The young actors have certainly come a long way in their abilities, most notably Skandar Keynes and Georgie Henley as Edmund and Lucy. It’s good news to see them both signed on for the third installment The Voyage of the Dawn Treader. Newcomer Ben Barnes is making teenage hearts beat as the chiseled Prince Caspian. Peter Dinklage does a fantastic job of playing the crabby dwarf Trumpkin. He has very expressive eyes that bring a lot more depth to the character. Another new character is introduced named Reepicheep (voiced by Eddie Izzard). This noble swashbuckling mouse brings to mind very obvious comparisons to Puss In Boots from Shrek.

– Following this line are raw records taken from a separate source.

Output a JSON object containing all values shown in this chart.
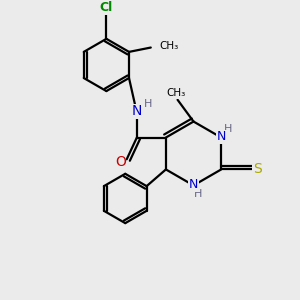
{
  "bg_color": "#ebebeb",
  "atom_colors": {
    "C": "#000000",
    "N": "#0000cc",
    "O": "#cc0000",
    "S": "#aaaa00",
    "Cl": "#008800",
    "H": "#666688"
  },
  "bond_color": "#000000",
  "line_width": 1.6
}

Director Andrew Adamson, brings a darker tone to this sequel and really tries to inject some emotion into the script. He gets good performances from the young actors, but unfortunately takes it a little too far by adding a clunky and unnecessary romance between Caspian and Susan. It springs up out of nowhere and fans of the books will know it also leads nowhere. No expense was spared on the special effects and they look incredible. The many species of Narnians are beautiful to behold including griffins, centaurs, minotaurs, lions, tigers and bears (Oh my!). Spectacular set pieces include a brief return of the White Witch (scene-stealing Tilda Swinton), and a gigantic water spirit called upon by Aslan himself.